E, the singer/songwriter of Eels, used to be a man of mystery with an impossibly sad backstory who funneled his maladroit feelings into biting pop songs.
Now, in the past two years, E has dropped the veil, releasing three on-the-nose albums that should be dubbed the "Midlife Crisis Trilogy."
Ditching the mystery in favor of soul-cleansing, Hombre Lobo began the set as a feral breakdown, while End Times was a relentlessly bleak insight into divorce. Tomorrow Morning, naturally, is the recovery record, but its patchwork construction and elementary lyrics suggest E is forcing the point. Nevertheless, the album should satisfy those who enjoy E's spiky pop songs and/or the faux-swagger of his melancholy rock.
It will also push the limits of those who merely tolerate E's electronic indulgences. The stuttering beats of "This Is Where It Gets Good" nicely accent E's droll delivery, but the song's nearly three-minute denouement, tirelessly weaving strings and electronics together, sounds masturbatory. Meanwhile, the chiming, sparkly synthesizer opener, "In Gratitude for This Magnificent Day," plays like an excuse for an operatic gesture.

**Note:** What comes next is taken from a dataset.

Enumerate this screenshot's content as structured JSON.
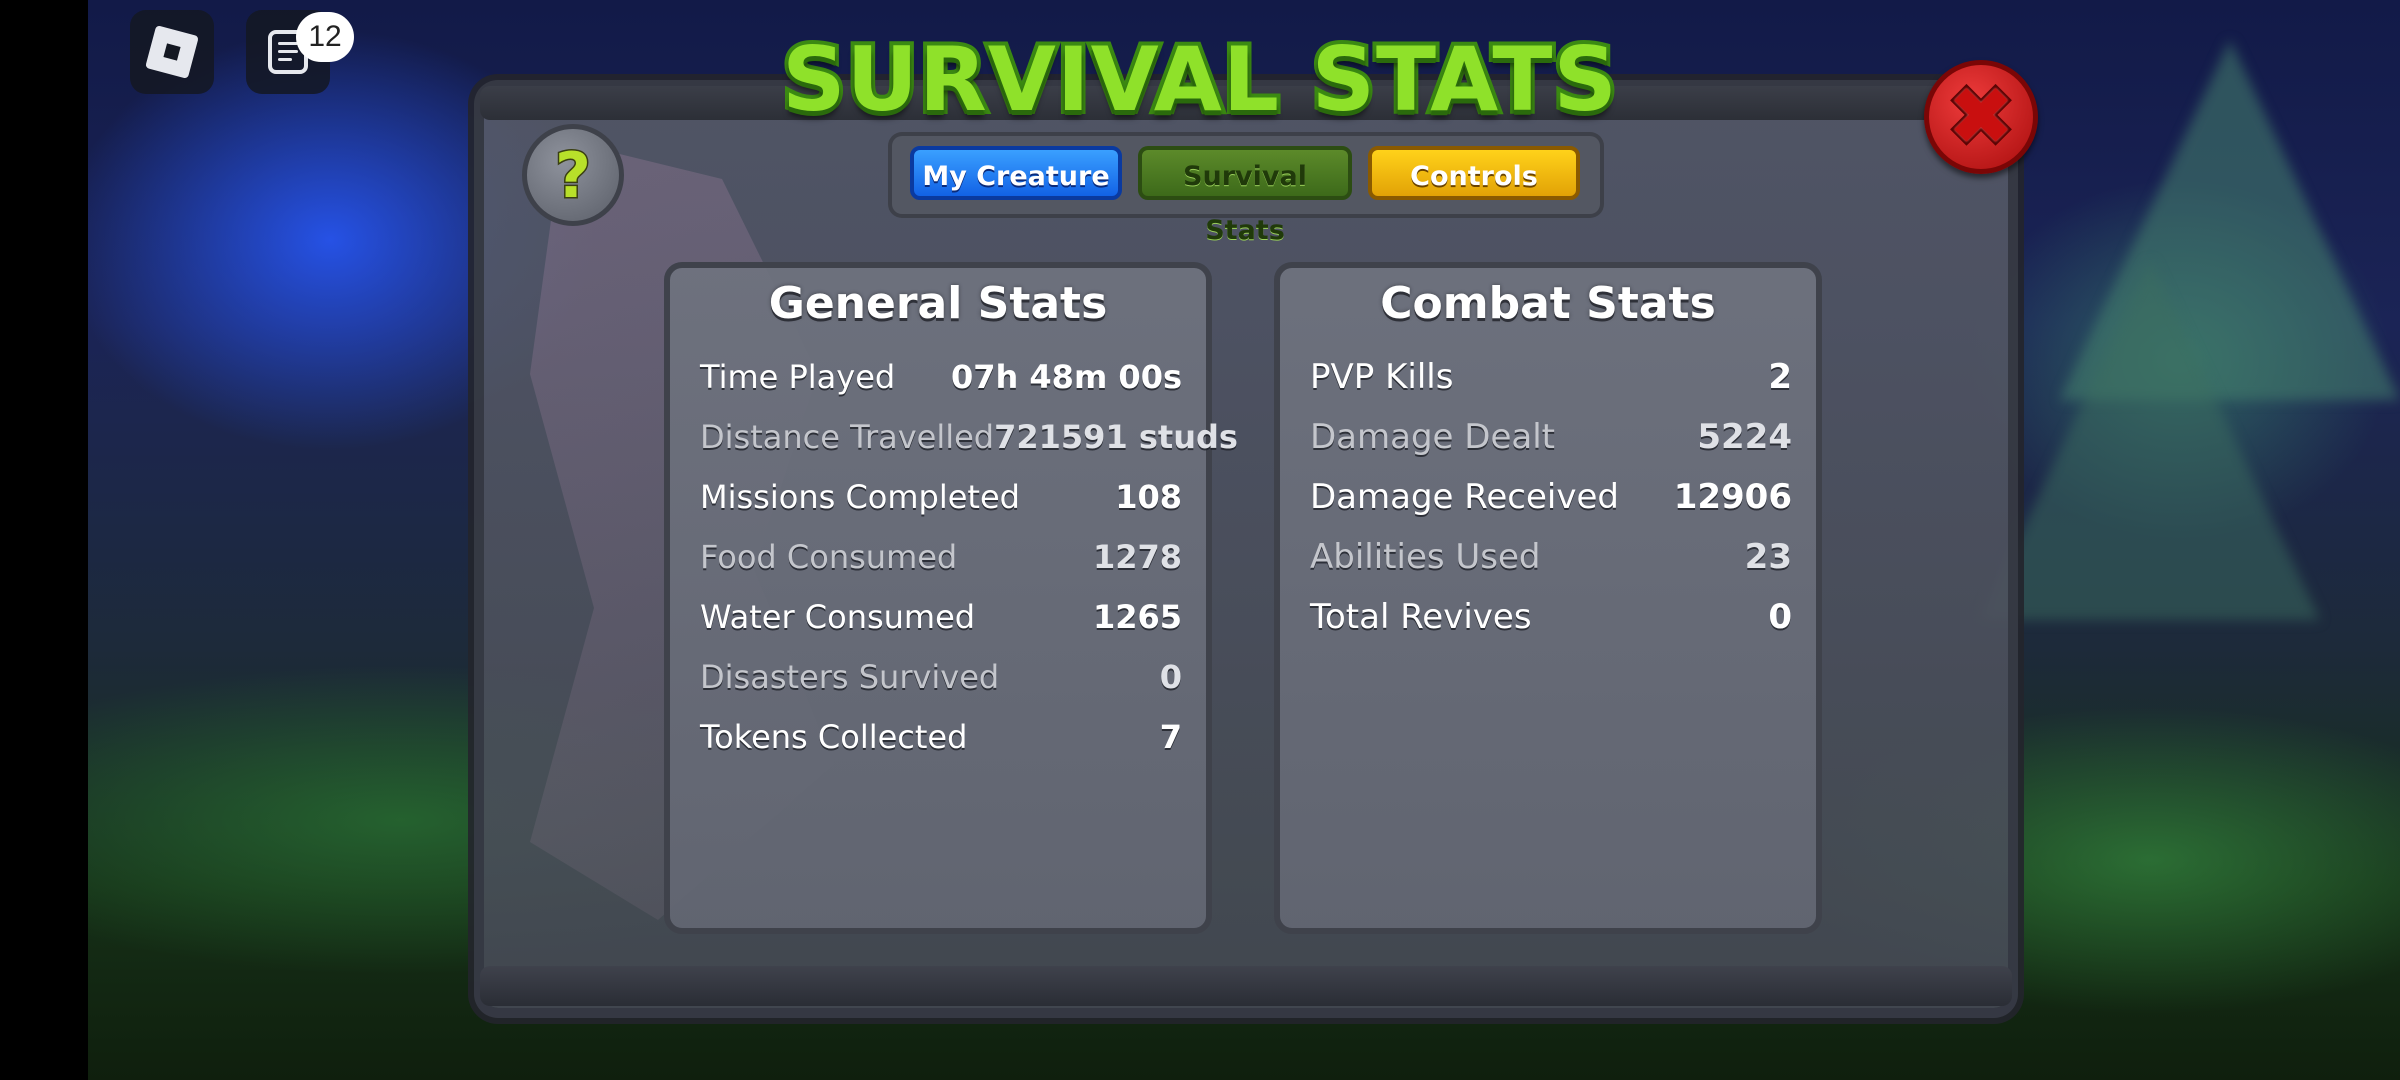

Eels is best when E works within the confines of lo-fi pop. The world-weary funk of "Spectacular Girl," nerdy snap of "Baby Loves Me" and waltzing bombast of "Oh So Lovely" show E in top form.
The album's final two tracks help define the album's offsetting aesthetics: "I Like the Way This Is Going," an understated, charming folk shuffle, is overwhelmed by "Mystery of Life," a seasick tune whose funk is undone by a saccharine choir.
Tomorrow Morning should sate serious fans.